The same is true of Egypt’s Anwar Sadat and Israeli PM Menachem Begin, he maintains. The two, although never meeting in an embrace, shared a common language and in 1979 signed a peace agreement.
Palestinian high school student, Yazan Ghnaim, outside his father’s shop in the Old City, conveys a newfound respect for Mahmoud Abbas as a patriot and not the underdog of the U.S., but ultimately expresses disillusion. He, too, is not holding his breath for a positive UN vote.
“But for Abbas to go in front of the U.N. is better than wasting time on negotiations. Negotiations don’t change my daily life.”
The Palestinian people have had enough, he says. Listing the checkpoints, attacks by settlers, no freedom of movement or freedom to choose a place to live. He fears that if the international community does not allow the Palestinians their freedom, it could ignite a new violent uprising.
“If I could choose, I’d live in Ramallah, but without seeing settlements right outside my window, fearing attacks. I just want safety.”
But even if the Security Council does grant Palestinians statehood, he says, it won’t tear down the separation wall or the checkpoints. And an entirely different issue would arise, because what will happen with the blue identity cards that grant East Jerusalem Palestinians entry to Israel if East Jerusalem becomes the capital of the new state?
“Will I be able to go to Tel Aviv?” he asks.
Spectre of violence
But at the gathering in Beit Jala, Yael Kenan, one of the Israeli organizers of the event, reiterates the speakers’ vow of non-violent resistance. This new tactic seems to be working in the international arena, with Israelis increasingly viewed as aggressors and oppressors, and the Palestinians as the victims.
“Non-violence is an immensely powerful weapon. And if Mahmoud Abbas and the Palestinians are smart enough to keep this momentum, then there’s no greater threat to the occupation.
“They [Israeli soldiers] know what to do when they’re faced with children throwing rocks, or even terrorist attacks, but non-violence will be much more of an embarrassment to the Israeli government, and will garner much more support from the Israeli public.”
But the Israeli army is girding for clashes in the coming days, and heading for the West Bank settlement of Ma’ale Adumim, army trucks can be seen ferrying Merkava battle tanks to the nearest military base. In the settlement’s main shopping mall, mother of three Ofra Shimoni shows both fear and hostility.

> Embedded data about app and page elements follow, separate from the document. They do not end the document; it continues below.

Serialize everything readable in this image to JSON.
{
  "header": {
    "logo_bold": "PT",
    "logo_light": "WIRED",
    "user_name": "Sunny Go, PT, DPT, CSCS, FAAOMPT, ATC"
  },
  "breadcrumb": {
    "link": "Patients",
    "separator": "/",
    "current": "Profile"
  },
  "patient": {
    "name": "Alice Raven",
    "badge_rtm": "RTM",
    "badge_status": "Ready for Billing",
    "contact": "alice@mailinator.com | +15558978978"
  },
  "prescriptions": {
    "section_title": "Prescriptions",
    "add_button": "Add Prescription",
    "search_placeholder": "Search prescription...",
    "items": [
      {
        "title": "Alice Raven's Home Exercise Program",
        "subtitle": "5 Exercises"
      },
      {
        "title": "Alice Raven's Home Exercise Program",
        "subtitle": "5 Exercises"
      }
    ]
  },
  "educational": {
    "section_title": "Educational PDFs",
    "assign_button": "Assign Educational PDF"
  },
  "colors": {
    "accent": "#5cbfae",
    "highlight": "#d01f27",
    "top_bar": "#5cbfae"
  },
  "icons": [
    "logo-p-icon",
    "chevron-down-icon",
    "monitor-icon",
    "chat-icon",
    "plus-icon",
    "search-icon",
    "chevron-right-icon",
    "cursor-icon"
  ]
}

“If we don’t give them all the things they want, so Intifada 3,” she says, using the Arabic word for uprising, long part of the Hebrew lexicon. “Things will get worse, they won’t change for the better. I don´t believe they [the Palestinians] should be here, nor that they have a right for a state.”

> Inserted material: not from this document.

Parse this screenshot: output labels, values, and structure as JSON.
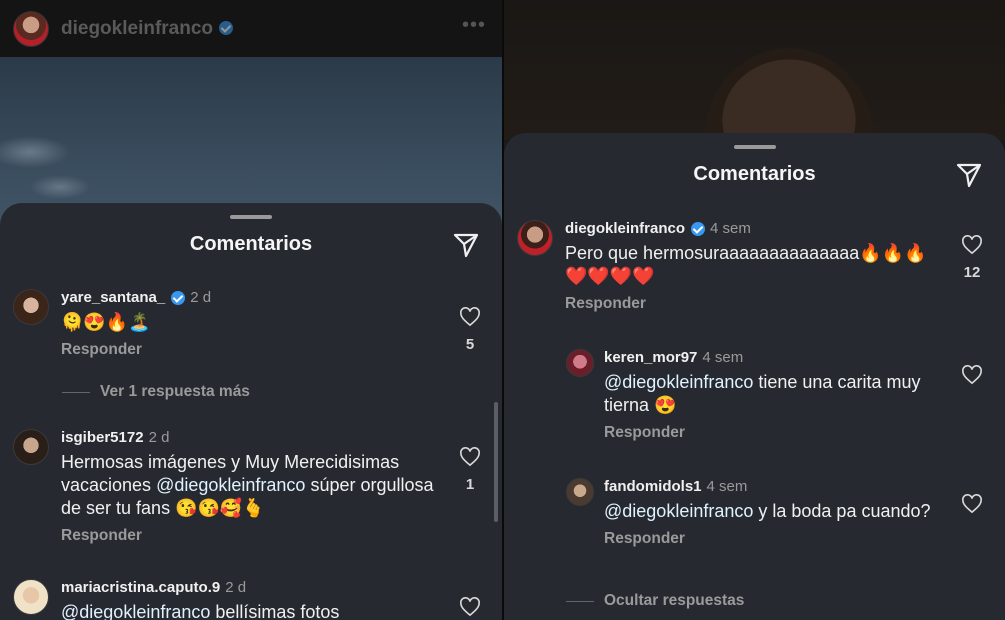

Back in Beit Jala, tired from the dancing and the adrenaline rush, the Palestinian crowd heads out into the night and the Israelis file onto buses to go back through the army checkpoints to Jerusalem.
Muhammad Farid and Muhammad Musa, a medical student in Cairo and a student of engineering in Hebron respectively, reiterate that even though Friday’s UN gathering will most likely result in a veto, the Palestinians will try again, and again, until they win their independence.
And on the chances of a satisfactory outcome on Friday, which will ultimately be determined by the international community, not least the U.S., they both are still sanguine. Together they chorus: “Inshallah!”